継続的インテグレーション(CI)、継続的デリバリー(CD)、継続的テスト(CT)はDevOpsの基盤であり、これによって、ソフトウェアデリバリーワークフローとコードリリースプロセスの速度を上げることができる。これらのプロセスはまとめて「CI/CDパイプライン」もしくは「DevOpsパイプライン」と呼ばれる。CTはこのアプローチで重要な役割を果たすにもかかわらず、その説明が省略されることも多い。本稿では、CI、CT、CDが一体となって、迅速でエラーが発生しにくいソフトウェアリリースを実現する方法を紹介する。
CIとは、複数の開発者が開発したコードを、セキュリティが確保された一元管理のリポジトリ(例えば「GitHub」や「GitLab」など)に自動的に統合(マージ)するソフトウェア開発手法を指す。CIでは、コードへの変更を頻繁にリポジトリにマージする。
「Slack」や「Microsoft Teams」などのコミュニケーションツールはCIツールと統合されることが多く、開発チームにリアルタイムの更新情報を提供し、デプロイメント中に発生する問題への迅速な対応を促す。
CTによって、開発ライフサイクルの全ての段階でテストが実施される。
開発者がコードをリポジトリにコミットすると、CTが効果を発揮し始める。自動テストが開始され、コードが次の段階に進む前に“コードベースの各側面が正しく機能すること”を確認する。こうしたテストが自動的に実施されることで、開発者は開発プロセスの早い段階で問題点を把握できる。
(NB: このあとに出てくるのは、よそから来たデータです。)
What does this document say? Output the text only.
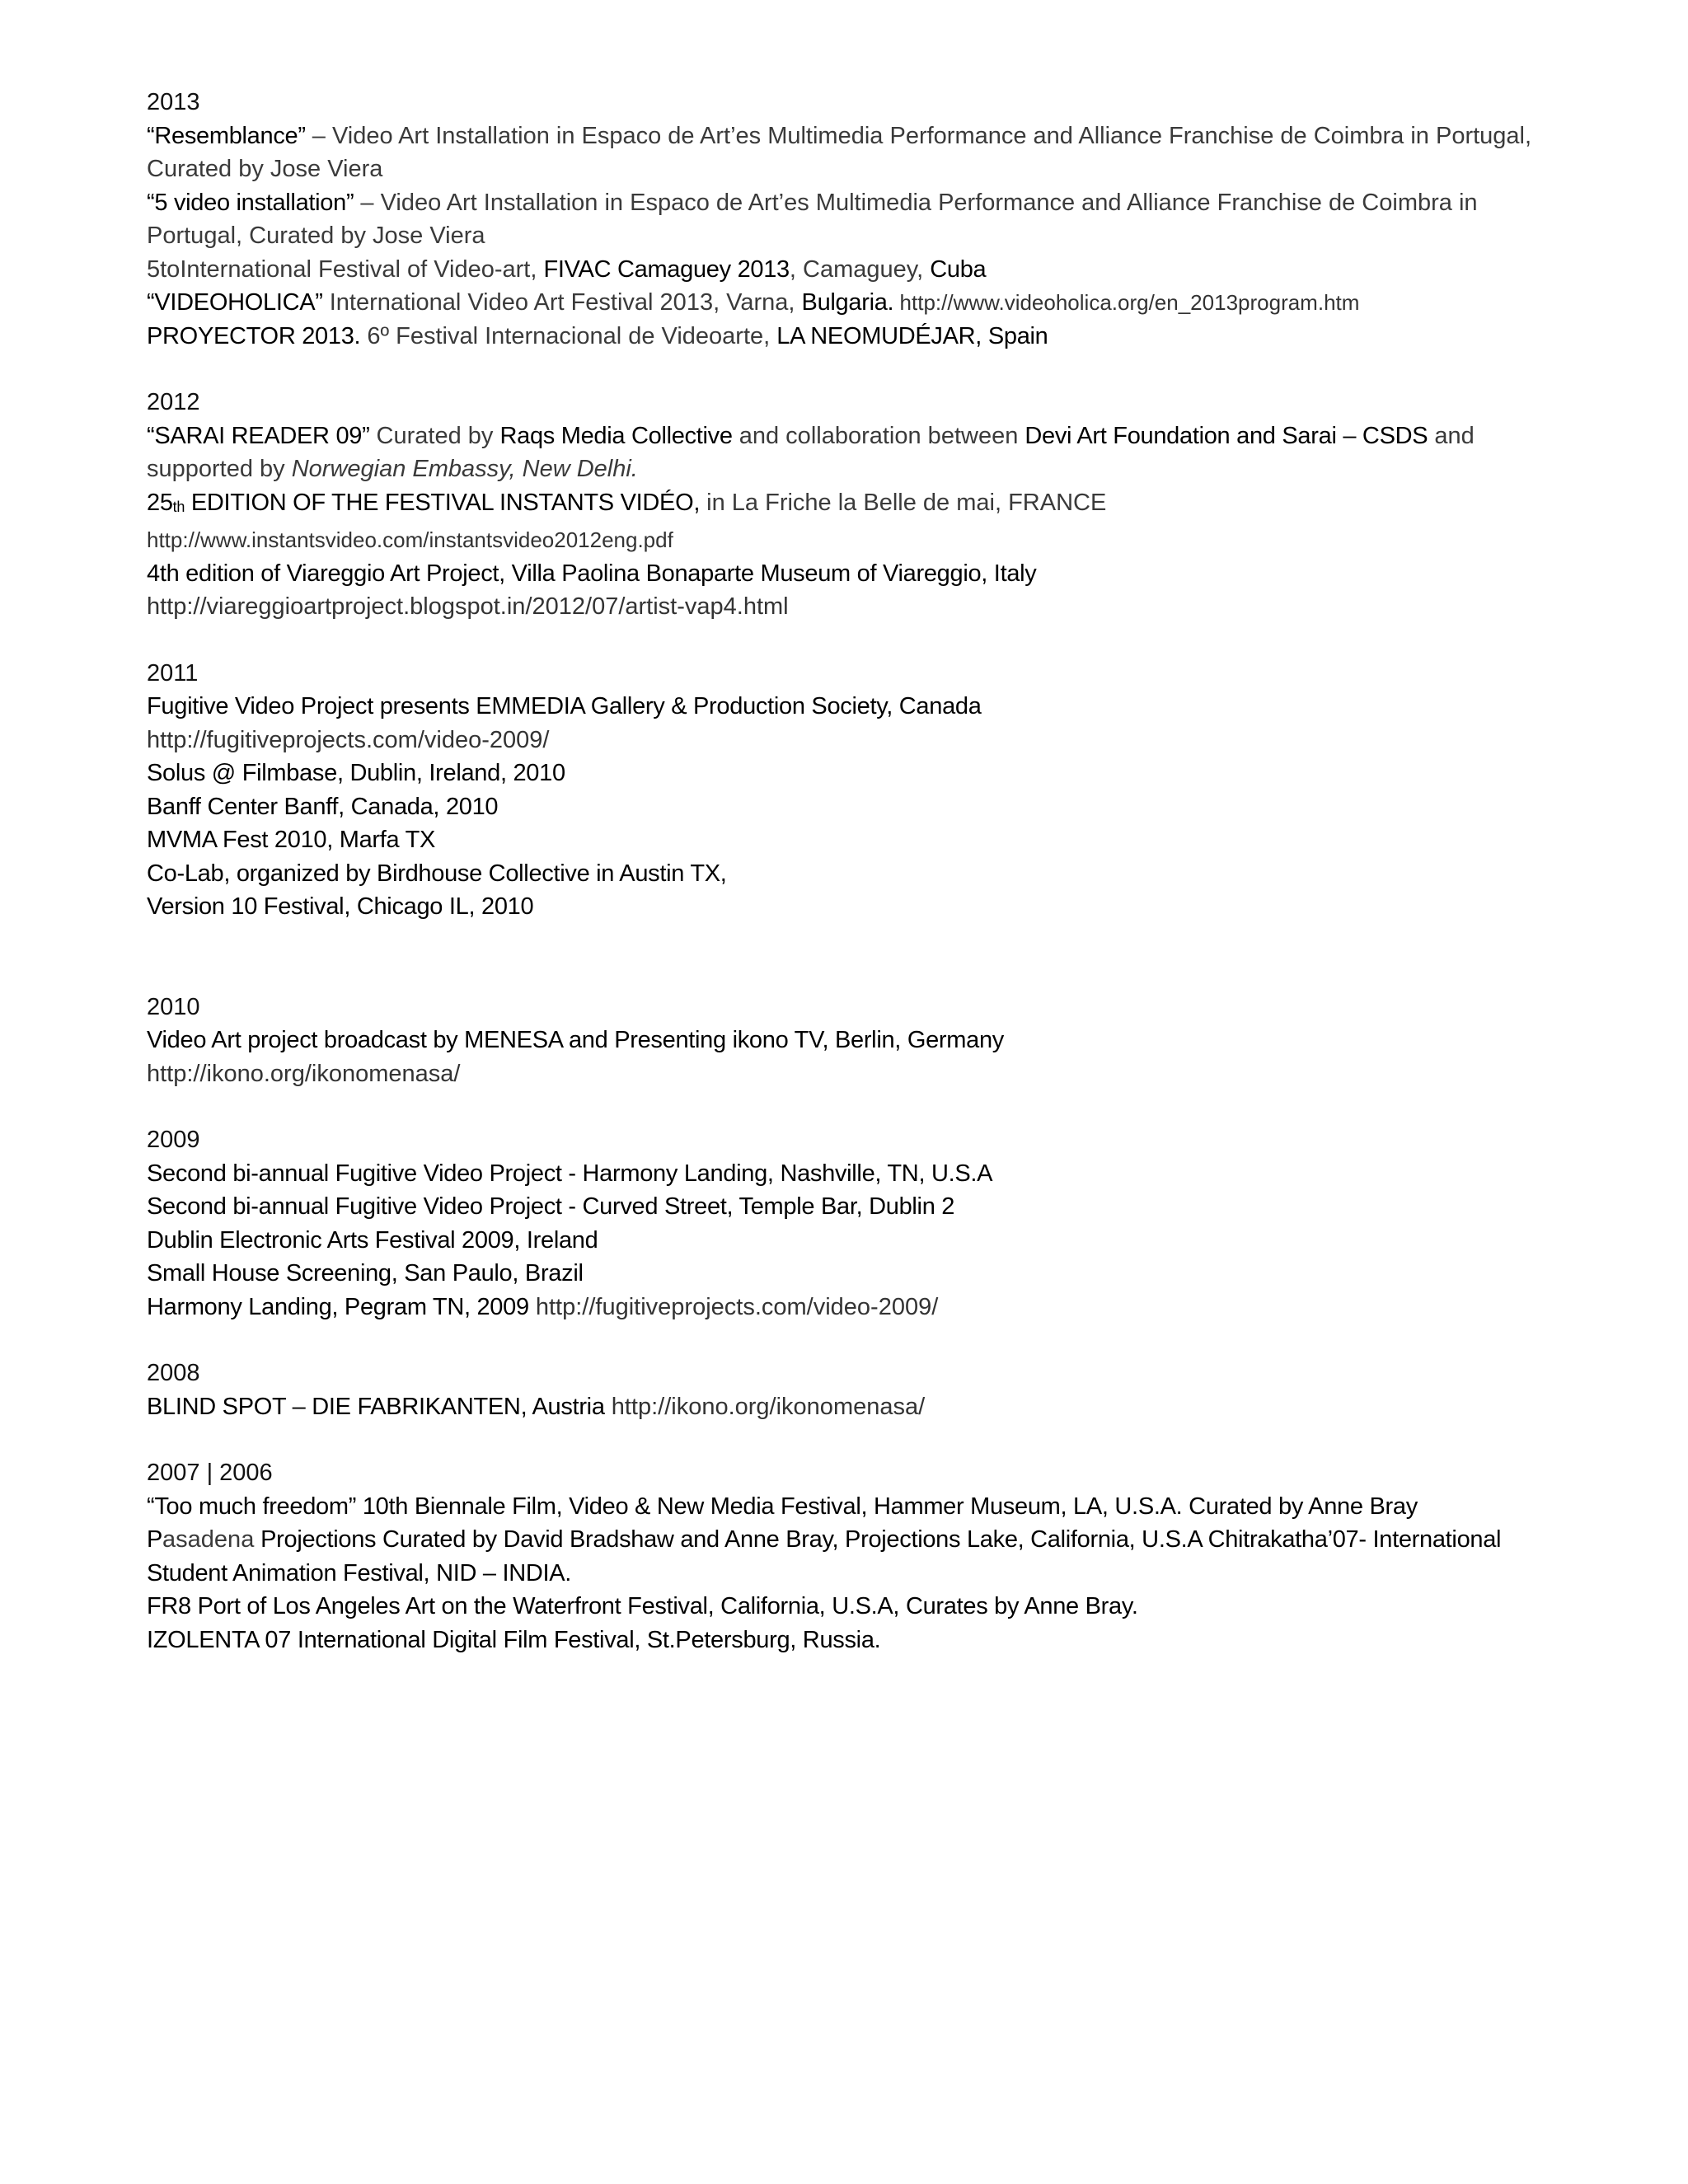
2013
“Resemblance” – Video Art Installation in Espaco de Art’es Multimedia Performance and Alliance Franchise de Coimbra in Portugal, Curated by Jose Viera
“5 video installation” – Video Art Installation in Espaco de Art’es Multimedia Performance and Alliance Franchise de Coimbra in Portugal, Curated by Jose Viera
5toInternational Festival of Video-art, FIVAC Camaguey 2013, Camaguey, Cuba
“VIDEOHOLICA” International Video Art Festival 2013, Varna, Bulgaria. http://www.videoholica.org/en_2013program.htm
PROYECTOR 2013. 6º Festival Internacional de Videoarte, LA NEOMUDÉJAR, Spain
2012
“SARAI READER 09” Curated by Raqs Media Collective and collaboration between Devi Art Foundation and Sarai – CSDS and supported by Norwegian Embassy, New Delhi.
25th EDITION OF THE FESTIVAL INSTANTS VIDÉO, in La Friche la Belle de mai, FRANCE
http://www.instantsvideo.com/instantsvideo2012eng.pdf
4th edition of Viareggio Art Project, Villa Paolina Bonaparte Museum of Viareggio, Italy
http://viareggioartproject.blogspot.in/2012/07/artist-vap4.html
2011
Fugitive Video Project presents EMMEDIA Gallery & Production Society, Canada
http://fugitiveprojects.com/video-2009/
Solus @ Filmbase, Dublin, Ireland, 2010
Banff Center Banff, Canada, 2010
MVMA Fest 2010, Marfa TX
Co-Lab, organized by Birdhouse Collective in Austin TX,
Version 10 Festival, Chicago IL, 2010
2010
Video Art project broadcast by MENESA and Presenting ikono TV, Berlin, Germany
http://ikono.org/ikonomenasa/
2009
Second bi-annual Fugitive Video Project - Harmony Landing, Nashville, TN, U.S.A
Second bi-annual Fugitive Video Project - Curved Street, Temple Bar, Dublin 2
Dublin Electronic Arts Festival 2009, Ireland
Small House Screening, San Paulo, Brazil
Harmony Landing, Pegram TN, 2009 http://fugitiveprojects.com/video-2009/
2008
BLIND SPOT – DIE FABRIKANTEN, Austria http://ikono.org/ikonomenasa/
2007 | 2006
“Too much freedom” 10th Biennale Film, Video & New Media Festival, Hammer Museum, LA, U.S.A. Curated by Anne Bray
Pasadena Projections Curated by David Bradshaw and Anne Bray, Projections Lake, California, U.S.A Chitrakatha’07- International Student Animation Festival, NID – INDIA.
FR8 Port of Los Angeles Art on the Waterfront Festival, California, U.S.A, Curates by Anne Bray.
IZOLENTA 07 International Digital Film Festival, St.Petersburg, Russia.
CTは、DevOpsライフサイクル全体を通じてテストと検証が継続的に実施される状態を確保し、迅速なフィードバックを可能にしてリリースまでの時間を短縮する。
CTには、以下のようなさまざまな種類のテストが含まれる。
これらのテストは、コードのさまざまな側面を対象とし、コード全体の品質と安定性を確保する。
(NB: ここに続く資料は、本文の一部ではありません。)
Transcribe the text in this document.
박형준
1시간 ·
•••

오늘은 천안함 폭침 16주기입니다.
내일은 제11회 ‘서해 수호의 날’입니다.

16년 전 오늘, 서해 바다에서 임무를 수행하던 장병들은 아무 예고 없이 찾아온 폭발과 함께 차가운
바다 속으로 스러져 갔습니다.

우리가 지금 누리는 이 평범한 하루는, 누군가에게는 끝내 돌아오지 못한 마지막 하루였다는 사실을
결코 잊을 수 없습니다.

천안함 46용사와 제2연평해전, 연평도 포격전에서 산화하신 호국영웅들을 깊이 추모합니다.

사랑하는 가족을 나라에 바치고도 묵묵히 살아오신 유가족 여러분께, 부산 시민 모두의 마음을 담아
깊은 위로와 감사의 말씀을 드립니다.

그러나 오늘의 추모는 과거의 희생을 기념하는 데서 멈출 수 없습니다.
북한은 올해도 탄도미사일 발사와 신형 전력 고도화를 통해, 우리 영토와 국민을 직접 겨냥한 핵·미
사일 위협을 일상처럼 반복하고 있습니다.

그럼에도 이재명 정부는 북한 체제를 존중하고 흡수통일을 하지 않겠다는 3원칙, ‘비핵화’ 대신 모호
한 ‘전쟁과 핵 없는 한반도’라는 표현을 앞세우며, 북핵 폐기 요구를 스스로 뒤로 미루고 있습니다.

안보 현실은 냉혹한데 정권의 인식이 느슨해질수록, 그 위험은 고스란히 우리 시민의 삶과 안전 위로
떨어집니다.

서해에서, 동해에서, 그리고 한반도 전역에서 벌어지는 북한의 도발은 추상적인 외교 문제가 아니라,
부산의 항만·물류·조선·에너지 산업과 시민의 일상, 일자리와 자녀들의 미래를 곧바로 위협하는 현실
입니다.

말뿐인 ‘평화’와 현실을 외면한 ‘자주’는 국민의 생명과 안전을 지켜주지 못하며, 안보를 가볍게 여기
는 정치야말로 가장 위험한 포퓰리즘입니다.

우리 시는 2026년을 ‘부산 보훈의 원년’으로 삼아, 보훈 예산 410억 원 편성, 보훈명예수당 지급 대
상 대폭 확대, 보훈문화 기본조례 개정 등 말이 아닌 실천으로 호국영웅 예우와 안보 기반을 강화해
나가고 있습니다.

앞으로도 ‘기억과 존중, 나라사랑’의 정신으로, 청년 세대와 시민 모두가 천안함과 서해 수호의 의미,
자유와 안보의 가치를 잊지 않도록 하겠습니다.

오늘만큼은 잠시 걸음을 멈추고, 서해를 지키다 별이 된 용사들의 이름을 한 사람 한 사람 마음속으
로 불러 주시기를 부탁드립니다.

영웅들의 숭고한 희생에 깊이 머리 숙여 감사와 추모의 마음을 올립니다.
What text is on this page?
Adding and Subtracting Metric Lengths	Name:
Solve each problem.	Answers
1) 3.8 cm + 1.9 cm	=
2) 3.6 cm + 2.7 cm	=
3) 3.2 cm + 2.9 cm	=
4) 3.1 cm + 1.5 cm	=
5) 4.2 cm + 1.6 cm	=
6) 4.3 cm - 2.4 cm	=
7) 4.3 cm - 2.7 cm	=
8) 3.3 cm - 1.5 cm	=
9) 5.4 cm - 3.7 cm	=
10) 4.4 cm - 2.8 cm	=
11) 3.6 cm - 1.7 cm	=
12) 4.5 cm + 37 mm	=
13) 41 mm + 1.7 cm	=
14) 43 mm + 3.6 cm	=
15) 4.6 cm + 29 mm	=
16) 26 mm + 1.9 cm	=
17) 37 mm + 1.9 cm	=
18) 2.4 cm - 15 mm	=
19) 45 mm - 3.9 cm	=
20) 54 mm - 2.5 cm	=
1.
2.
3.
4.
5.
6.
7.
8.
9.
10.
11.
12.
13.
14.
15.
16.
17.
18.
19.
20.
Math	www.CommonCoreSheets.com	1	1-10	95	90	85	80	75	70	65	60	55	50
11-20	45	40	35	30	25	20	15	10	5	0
CTは開発者にフィードバックループを提供する。それによって開発者は問題を迅速に特定して対処可能になり、品質の高いソフトウェアをリリースできるようになる。さらに、テストカバレッジ、テスト合格率、コード品質などの指標を追跡、分析することで、テストプロセスとコードベースの継続的な改善も可能になる。
DevOpsプロセスの最終段階がCDだ。この段階でコードは実行可能な状態になり、本番環境にリリースされる。本番環境へのリリースには、HashiCorpの「Terraform」や「Packer」などのIaC(Infrastructure as Code)ツールが使用されることが多い。アプリケーションインフラの構成ファイルもバージョン管理できるため、自動化をさらに進めることも可能だ。リリースの準備ができたら、コードを再度テストし、最新バージョンのアプリケーションとその全ての依存関係を使用して環境をプロビジョニングする。
“バージョン管理”はCI/CT/CDパイプラインを成功に導くカギになる。バージョン管理のプロセスとシステムによって、開発チームはアプリケーションとインフラの構成コードを確認(レビュー)できる。また、バージョン管理は、パイプラインの各ステップをトリガーする「自動化サーバの起点」にもなる。開発者やDevOpsエンジニアが特定のブランチにコードをコミットすると、自動的にパイプライン全体が動き出す。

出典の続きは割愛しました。